C’est ce qu’on appelle des "relais de croissance". On va prendre un exemple simple : les machines-outils en Europe au début des années 2000. Dans le secteur des machines-outils, au début des années 2000, un pays comme la France est dans une situation de "plein équipement" ce qui veut dire que l’essentiel des ventes est le produit du renouvellement de vitesse de croisière. Dans le même temps, en Europe centrale, toutes les machines-outils (ou presque) en activité étaient obsolètes. La croissance des ventes de machines-outils en Europe centrale était bien plus forte qu’en France.
C’est là où le secteur de la finance intervient. Il intervient soit pour financer les entreprises qui vendent des machines-outils en Europe centrale, soit pour financer les entreprises qui les achètent. Dans les deux cas, les prêts sont remboursés sans trop de difficulté. D’un côté parce que la croissance des ventes et l’accumulation des marges commerciales réalisées permet le remboursement des prêts, et de l’autre côté parce que la croissance générée par la productivité supplémentaire obtenue grâce à des machines-outils modernes permet de rembourser l’emprunt contracté.
Des deux côtés, les prêts accordés sont à la fois plus nombreux, avec des montants globaux plus importants, et avec une vitesse de rotation élevée. Ces trois facteurs font que l’argent investi en Europe centrale rapporte plus que celui investi en France.
Voilà pour le relais de croissance. Les instruments financiers sont là pour permettre une allocation plus efficace des ressources. Et ils y arrivent de mieux en mieux.

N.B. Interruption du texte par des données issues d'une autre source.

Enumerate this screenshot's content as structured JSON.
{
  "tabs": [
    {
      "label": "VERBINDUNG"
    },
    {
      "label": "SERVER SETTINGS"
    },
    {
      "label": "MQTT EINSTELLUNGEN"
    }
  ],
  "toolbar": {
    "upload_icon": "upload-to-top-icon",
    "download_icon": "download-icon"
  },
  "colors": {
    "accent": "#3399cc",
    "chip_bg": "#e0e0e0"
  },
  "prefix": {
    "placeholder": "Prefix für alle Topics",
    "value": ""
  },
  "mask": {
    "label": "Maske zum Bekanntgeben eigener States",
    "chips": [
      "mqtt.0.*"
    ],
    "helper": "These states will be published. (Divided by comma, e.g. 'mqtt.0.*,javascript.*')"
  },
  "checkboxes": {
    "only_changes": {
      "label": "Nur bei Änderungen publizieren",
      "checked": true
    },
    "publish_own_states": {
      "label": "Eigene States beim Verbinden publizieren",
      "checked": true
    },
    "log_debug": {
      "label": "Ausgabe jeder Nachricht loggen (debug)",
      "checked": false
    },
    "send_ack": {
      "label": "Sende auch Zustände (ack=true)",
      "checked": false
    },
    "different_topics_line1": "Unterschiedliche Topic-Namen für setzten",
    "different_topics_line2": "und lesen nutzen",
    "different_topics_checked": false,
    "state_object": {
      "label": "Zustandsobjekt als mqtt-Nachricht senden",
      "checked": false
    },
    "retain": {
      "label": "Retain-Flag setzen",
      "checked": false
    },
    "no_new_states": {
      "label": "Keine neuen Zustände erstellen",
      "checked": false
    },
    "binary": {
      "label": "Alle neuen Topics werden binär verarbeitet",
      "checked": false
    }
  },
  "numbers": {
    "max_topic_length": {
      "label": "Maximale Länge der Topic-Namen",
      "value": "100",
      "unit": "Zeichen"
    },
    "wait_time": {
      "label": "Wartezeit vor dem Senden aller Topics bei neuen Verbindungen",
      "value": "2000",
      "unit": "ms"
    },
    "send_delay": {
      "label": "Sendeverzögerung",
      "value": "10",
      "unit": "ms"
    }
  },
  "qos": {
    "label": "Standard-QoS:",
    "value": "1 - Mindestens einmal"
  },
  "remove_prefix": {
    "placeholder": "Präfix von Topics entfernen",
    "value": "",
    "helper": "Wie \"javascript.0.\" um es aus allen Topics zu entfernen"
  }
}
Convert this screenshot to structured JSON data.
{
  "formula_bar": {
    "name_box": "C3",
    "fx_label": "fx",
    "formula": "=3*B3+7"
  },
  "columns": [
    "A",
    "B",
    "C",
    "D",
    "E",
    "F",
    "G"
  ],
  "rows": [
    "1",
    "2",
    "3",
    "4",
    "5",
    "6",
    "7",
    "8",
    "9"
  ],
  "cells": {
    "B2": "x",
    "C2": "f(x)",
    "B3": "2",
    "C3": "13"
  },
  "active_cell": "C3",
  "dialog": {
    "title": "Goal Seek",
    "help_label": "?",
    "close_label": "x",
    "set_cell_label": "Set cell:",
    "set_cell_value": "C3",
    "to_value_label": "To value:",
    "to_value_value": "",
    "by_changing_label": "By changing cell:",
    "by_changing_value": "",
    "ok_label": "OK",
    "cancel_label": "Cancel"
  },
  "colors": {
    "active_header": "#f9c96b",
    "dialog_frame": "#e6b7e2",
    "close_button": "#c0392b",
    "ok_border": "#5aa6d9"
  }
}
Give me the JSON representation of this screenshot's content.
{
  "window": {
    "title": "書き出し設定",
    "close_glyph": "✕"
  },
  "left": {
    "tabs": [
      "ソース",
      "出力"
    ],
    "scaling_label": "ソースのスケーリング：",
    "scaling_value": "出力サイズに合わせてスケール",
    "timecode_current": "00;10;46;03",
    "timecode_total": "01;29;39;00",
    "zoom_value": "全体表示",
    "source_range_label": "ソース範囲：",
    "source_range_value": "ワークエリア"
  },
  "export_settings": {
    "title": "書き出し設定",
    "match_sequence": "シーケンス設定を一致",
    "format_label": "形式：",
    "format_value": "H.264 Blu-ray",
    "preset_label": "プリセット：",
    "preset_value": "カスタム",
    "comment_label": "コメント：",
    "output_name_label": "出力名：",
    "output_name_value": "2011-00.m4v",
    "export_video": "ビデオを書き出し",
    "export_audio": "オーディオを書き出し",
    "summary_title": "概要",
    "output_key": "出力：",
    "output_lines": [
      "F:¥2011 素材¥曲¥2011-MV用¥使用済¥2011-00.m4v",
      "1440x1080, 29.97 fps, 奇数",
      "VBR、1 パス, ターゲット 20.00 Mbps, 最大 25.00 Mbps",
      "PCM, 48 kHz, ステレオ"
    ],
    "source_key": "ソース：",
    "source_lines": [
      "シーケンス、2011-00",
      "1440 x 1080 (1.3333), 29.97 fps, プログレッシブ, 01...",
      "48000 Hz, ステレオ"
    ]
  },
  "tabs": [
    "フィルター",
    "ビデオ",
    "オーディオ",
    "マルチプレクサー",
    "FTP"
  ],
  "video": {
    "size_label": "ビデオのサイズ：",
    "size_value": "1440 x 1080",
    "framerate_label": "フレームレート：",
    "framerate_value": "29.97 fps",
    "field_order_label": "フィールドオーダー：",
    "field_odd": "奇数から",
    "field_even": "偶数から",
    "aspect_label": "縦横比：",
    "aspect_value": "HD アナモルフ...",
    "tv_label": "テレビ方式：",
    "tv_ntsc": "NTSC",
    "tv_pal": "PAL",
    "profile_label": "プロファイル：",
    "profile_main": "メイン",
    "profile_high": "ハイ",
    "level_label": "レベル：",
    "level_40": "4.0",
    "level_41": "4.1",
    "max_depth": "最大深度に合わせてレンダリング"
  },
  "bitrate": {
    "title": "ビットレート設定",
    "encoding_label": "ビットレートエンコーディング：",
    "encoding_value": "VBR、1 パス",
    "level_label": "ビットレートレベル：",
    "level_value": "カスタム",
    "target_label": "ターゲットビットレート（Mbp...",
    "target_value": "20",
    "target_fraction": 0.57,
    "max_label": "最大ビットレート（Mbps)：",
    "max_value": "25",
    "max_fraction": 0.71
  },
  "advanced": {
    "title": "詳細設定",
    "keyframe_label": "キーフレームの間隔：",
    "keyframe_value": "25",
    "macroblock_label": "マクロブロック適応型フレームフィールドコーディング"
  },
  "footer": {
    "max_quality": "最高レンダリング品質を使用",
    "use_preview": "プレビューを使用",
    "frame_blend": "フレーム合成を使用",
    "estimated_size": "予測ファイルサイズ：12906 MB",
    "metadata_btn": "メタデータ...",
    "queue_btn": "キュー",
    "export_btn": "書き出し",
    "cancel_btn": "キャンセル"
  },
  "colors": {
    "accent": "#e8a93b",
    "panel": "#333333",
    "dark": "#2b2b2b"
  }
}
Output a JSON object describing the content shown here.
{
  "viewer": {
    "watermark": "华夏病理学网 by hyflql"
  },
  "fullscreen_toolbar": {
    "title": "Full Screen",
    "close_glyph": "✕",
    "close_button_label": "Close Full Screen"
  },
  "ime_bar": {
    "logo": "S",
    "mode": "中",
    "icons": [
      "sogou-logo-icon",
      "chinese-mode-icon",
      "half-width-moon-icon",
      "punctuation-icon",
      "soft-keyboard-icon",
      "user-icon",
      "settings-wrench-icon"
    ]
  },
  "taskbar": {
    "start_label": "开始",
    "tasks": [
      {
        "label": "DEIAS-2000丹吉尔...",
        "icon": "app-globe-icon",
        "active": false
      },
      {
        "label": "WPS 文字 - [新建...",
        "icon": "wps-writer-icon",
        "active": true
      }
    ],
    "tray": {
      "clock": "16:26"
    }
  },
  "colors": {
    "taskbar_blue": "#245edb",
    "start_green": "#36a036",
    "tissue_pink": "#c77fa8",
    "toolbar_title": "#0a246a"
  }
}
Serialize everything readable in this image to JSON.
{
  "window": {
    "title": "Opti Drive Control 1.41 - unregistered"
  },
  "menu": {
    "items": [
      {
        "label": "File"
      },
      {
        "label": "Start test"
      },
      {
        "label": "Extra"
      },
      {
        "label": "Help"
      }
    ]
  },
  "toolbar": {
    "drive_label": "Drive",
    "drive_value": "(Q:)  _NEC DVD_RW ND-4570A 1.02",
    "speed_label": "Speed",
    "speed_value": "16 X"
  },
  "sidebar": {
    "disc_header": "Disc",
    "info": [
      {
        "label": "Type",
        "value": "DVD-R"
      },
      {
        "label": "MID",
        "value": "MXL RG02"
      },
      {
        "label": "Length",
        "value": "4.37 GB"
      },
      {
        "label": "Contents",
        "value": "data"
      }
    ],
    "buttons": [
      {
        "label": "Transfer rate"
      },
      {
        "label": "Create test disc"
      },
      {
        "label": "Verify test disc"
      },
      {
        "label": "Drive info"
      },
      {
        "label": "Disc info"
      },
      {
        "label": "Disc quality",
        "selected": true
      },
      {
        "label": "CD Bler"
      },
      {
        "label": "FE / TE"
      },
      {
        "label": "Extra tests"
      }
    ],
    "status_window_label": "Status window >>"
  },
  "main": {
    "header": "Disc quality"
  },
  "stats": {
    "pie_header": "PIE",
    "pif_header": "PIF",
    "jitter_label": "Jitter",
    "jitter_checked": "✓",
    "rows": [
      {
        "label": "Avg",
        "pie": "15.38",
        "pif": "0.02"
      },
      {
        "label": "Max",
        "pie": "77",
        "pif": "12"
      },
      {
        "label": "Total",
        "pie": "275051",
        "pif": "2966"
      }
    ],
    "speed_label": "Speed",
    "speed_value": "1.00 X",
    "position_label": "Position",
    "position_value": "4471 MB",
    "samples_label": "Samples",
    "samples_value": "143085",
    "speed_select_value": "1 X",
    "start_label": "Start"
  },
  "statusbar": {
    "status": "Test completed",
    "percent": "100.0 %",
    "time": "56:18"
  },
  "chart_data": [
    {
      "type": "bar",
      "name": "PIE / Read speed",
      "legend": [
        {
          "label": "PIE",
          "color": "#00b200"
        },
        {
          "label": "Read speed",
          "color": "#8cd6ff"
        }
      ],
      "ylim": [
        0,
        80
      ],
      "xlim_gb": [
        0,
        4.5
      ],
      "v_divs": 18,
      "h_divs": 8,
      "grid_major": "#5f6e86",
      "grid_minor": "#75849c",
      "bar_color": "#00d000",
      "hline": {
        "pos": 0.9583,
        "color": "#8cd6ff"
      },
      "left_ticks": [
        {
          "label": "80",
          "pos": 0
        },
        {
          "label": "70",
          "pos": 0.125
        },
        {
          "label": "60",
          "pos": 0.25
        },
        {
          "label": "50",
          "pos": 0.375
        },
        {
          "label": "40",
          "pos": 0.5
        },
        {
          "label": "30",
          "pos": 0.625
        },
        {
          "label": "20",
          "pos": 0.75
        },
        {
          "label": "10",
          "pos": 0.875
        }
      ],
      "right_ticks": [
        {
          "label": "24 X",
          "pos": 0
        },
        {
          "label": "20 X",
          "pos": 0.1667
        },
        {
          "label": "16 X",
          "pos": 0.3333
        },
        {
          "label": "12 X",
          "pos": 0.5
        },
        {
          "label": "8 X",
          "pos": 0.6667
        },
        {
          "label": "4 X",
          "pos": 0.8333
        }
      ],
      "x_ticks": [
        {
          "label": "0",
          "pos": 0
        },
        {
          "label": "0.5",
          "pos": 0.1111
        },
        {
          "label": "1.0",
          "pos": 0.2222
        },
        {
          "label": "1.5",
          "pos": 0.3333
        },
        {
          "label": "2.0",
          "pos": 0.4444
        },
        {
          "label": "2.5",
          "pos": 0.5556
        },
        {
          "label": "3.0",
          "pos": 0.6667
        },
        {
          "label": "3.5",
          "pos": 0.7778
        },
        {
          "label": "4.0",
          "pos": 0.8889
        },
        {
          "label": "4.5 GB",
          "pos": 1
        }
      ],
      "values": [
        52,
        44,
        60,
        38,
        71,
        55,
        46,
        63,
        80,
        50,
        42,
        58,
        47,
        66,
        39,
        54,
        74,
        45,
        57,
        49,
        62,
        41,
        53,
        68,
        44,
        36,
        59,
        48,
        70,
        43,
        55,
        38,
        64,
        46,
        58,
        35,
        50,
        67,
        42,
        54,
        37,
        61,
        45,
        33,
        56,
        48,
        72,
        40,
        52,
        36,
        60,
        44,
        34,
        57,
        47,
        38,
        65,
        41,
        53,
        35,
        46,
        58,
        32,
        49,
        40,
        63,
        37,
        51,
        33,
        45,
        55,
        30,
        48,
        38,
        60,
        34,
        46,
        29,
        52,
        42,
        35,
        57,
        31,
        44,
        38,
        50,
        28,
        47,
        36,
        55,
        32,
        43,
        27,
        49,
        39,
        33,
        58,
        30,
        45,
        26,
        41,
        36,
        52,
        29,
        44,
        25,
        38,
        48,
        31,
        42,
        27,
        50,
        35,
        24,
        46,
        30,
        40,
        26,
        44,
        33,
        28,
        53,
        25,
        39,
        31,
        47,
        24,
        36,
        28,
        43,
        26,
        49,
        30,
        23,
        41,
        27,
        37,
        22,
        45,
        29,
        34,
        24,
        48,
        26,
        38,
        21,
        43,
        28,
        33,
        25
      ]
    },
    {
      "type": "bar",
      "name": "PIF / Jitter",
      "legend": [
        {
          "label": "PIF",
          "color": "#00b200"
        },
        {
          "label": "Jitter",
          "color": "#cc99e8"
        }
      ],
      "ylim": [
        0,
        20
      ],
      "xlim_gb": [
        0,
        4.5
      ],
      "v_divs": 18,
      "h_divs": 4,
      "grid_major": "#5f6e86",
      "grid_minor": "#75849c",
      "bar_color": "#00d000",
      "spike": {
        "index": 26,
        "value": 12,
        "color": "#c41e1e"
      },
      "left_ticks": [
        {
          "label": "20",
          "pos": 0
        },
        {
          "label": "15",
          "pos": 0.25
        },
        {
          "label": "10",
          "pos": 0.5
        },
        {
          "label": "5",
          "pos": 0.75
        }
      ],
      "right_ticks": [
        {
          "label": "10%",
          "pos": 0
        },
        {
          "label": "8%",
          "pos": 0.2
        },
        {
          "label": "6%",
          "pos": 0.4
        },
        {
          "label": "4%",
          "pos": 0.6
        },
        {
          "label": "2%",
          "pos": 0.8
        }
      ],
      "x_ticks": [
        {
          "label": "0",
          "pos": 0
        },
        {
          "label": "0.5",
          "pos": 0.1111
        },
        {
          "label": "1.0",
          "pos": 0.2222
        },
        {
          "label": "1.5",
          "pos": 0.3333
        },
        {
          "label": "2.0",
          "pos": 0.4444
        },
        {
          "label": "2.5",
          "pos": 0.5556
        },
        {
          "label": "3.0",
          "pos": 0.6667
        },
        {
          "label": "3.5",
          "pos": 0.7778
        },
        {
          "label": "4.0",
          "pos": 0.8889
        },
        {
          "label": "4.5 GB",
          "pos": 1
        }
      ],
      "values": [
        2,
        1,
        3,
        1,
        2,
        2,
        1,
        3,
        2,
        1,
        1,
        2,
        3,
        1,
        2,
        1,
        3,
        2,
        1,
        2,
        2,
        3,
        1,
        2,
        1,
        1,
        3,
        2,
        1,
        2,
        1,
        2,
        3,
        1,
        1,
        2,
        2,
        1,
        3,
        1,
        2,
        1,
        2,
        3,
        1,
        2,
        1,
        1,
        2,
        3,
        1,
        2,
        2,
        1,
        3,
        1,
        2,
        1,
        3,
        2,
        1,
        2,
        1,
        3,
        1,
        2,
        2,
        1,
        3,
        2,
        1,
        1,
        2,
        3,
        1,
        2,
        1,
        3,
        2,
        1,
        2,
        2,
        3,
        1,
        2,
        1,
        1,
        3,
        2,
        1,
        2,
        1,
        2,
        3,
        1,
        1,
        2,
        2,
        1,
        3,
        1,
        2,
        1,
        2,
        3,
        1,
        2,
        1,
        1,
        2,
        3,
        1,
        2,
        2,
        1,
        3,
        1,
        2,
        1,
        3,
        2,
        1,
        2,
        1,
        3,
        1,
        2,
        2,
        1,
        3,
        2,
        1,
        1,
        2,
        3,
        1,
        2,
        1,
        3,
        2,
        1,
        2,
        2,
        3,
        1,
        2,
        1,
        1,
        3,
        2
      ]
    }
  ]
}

C’est pour cela qu’ils génèrent autant de profits.
Que le système bancaire se casse la gueule, que la crise du crédit s’intensifie, et c’est toute l’économie (improprement appelée économie réelle) qui serait touchée.
Finalement, la question derrière tout cela, ce n’est pas à proprement parler celle du système bancaire en lui-même. C’est le décalage qui existe entre les rémunérations d’un certain nombre d’individus, le risque que peuvent faire peser leurs actions si elles sont mal contrôlées, et là, je dois dire que je n’ai pas de réponse.
Quand vous avez un commercial, qui fait gagner 2.000.000 euros de marge à son entreprise en vendant des shampoings, vous trouvez normal qu’il ait un bonus de 10.000 euros à la fin de l’année, non ?
Mais s’il fait gagner 200.000.000 euros en arbitrant sur les marchés financiers, pourquoi n’aurait-il pas 1.000.000 euros de bonus ?
Tout le problème est dans la répartition des bénéfices, non dans le fait de savoir s’ils sont générés par les marchés financiers ou par une production de biens physiques.
Si on vous proposait à vous, un chèque de 200.000 euros à la fin de l’année, pour passer 70 heures/semaine devant des écrans d’ordinateurs à faire des calculs compliqués. Vous diriez "Non" ? Et si pour le même travail, votre collègue, qui fait gagner autant que vous à votre entreprise, on lui donne le double, vous trouveriez normal de rester à 200.000 au lieu de toucher 400.000 ?
En vous posant sincèrement ces questions, vous aurez peut-être une partie de la réponse à votre indignation.